First attempts at egg pattern.
First attempts at egg pattern.

I tried to tie an egg pattern in size 14 using McFlyFoam in McCheese with a Golden spot.  I think they came out okay, though there’s shaky range of finished sizes on the few I produced.  The trickiest thing is the slippery GSP 50 denier thread you use.  After some fun with it turning on the shank no matter how tightly I wrapped it (now I know its breaking strength, at least…) I gave up and super glued the sucker.  That settled its hash.  At least the foam burst out into more or less perfect little spheres when I cut it.  So I’m at least on the right path.

A, uh, pigsticker.
The, uh, Pigsticker.  Still drying.

Egg patterns are pretty shameless, but I enjoy catching fish, not the aesthetics of being on the water casting only to upstream rises and all that.  I’ve read somewhere that freshly stocked trout sometimes won’t look at anything else.  Twice in 2015 I experienced standing downstream from 30-odd fresh arrivals, holding at different depths in a pool, wondering where their dog food pellets were, and ignoring everything I put among them.  Along the same lines I’m going to make A Very Red Fly Box and the first entrant in that is the unlovely in most respects Pigsticker, tied above in size 12 on a Gamakatsu C12U.  First attempt seems at least okayish, except the head is a bit outsized.  It’s coated with Sally Hansen Hard As Nails.

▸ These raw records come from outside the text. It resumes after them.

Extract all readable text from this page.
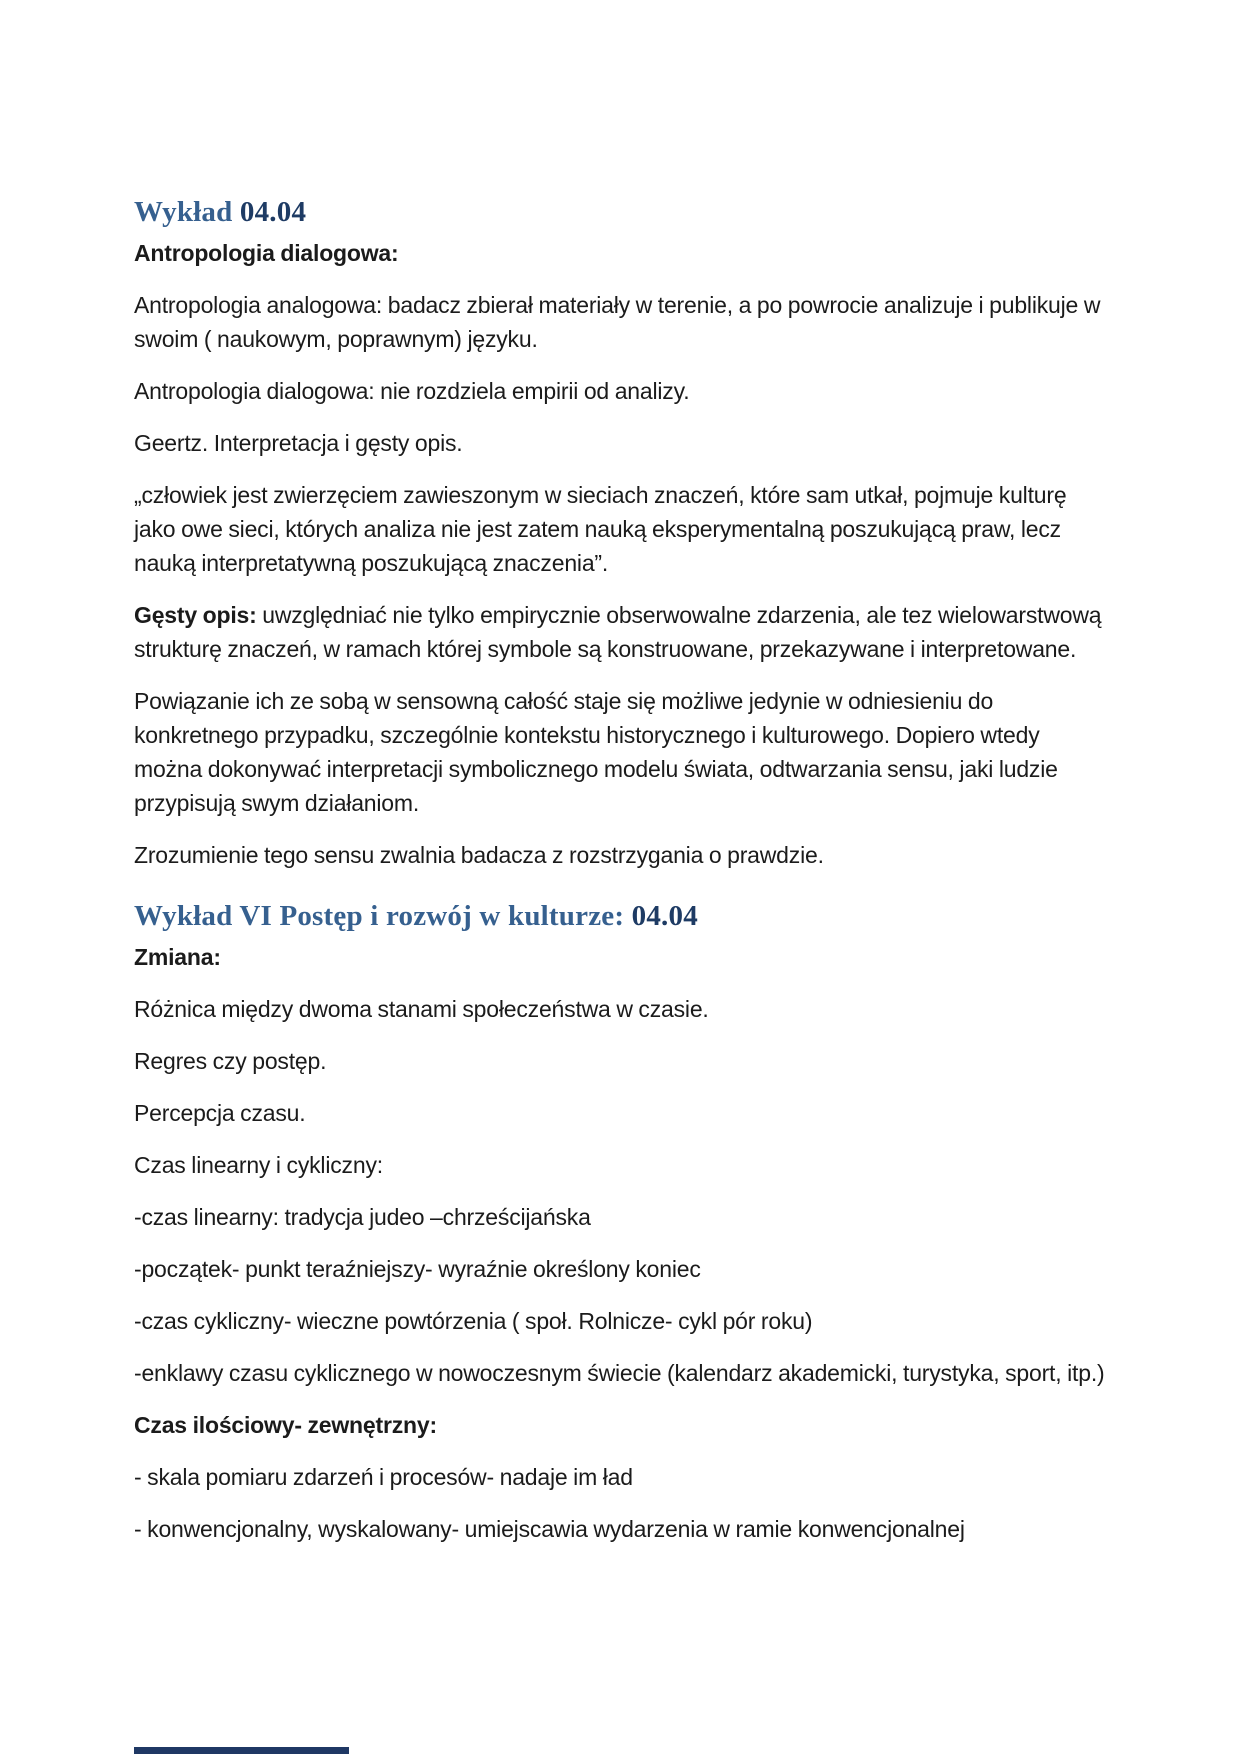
Wykład 04.04

Antropologia dialogowa:

Antropologia analogowa: badacz zbierał materiały w terenie, a po powrocie analizuje i publikuje w swoim ( naukowym, poprawnym) języku.

Antropologia dialogowa: nie rozdziela empirii od analizy.

Geertz. Interpretacja i gęsty opis.

„człowiek jest zwierzęciem zawieszonym w sieciach znaczeń, które sam utkał, pojmuje kulturę jako owe sieci, których analiza nie jest zatem nauką eksperymentalną poszukującą praw, lecz nauką interpretatywną poszukującą znaczenia”.

Gęsty opis: uwzględniać nie tylko empirycznie obserwowalne zdarzenia, ale tez wielowarstwową strukturę znaczeń, w ramach której symbole są konstruowane, przekazywane i interpretowane.

Powiązanie ich ze sobą w sensowną całość staje się możliwe jedynie w odniesieniu do konkretnego przypadku, szczególnie kontekstu historycznego i kulturowego. Dopiero wtedy można dokonywać interpretacji symbolicznego modelu świata, odtwarzania sensu, jaki ludzie przypisują swym działaniom.

Zrozumienie tego sensu zwalnia badacza z rozstrzygania o prawdzie.

Wykład VI Postęp i rozwój w kulturze: 04.04

Zmiana:

Różnica między dwoma stanami społeczeństwa w czasie.

Regres czy postęp.

Percepcja czasu.

Czas linearny i cykliczny:

-czas linearny: tradycja judeo –chrześcijańska

-początek- punkt teraźniejszy- wyraźnie określony koniec

-czas cykliczny- wieczne powtórzenia ( społ. Rolnicze- cykl pór roku)

-enklawy czasu cyklicznego w nowoczesnym świecie (kalendarz akademicki, turystyka, sport, itp.)

Czas ilościowy- zewnętrzny:

- skala pomiaru zdarzeń i procesów- nadaje im ład

- konwencjonalny, wyskalowany- umiejscawia wydarzenia w ramie konwencjonalnej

I think the standby Hare and Coppers and possibly Woolly Buggers will carry the day on Saturday, but I’m going to try to bring as many new patterns as I can get around to.  I expect water levels will be high, as we’re only just a week past the major snow melt and water levels have been high all winter.

I have several rods that haven’t seen water yet, including a 360 7:3 Nissin Zerosum, a 360 6:4 Tenkara Times Watershed, and a TUSA Sato.  I’ll take my go-to Rhodo and my emerging go-to Suntech GM Suikei Keiryu Special 39, and perhaps one of the unfished rods.  James has a new Shimano Damo Z 30 cm net to try out (apparently by the time you’re a man of 8 and a half, it’s no longer cool to have Daddy running over to net your trout; many comments to this effect were passed toward the end of 2015, so he got his own net for Christmas).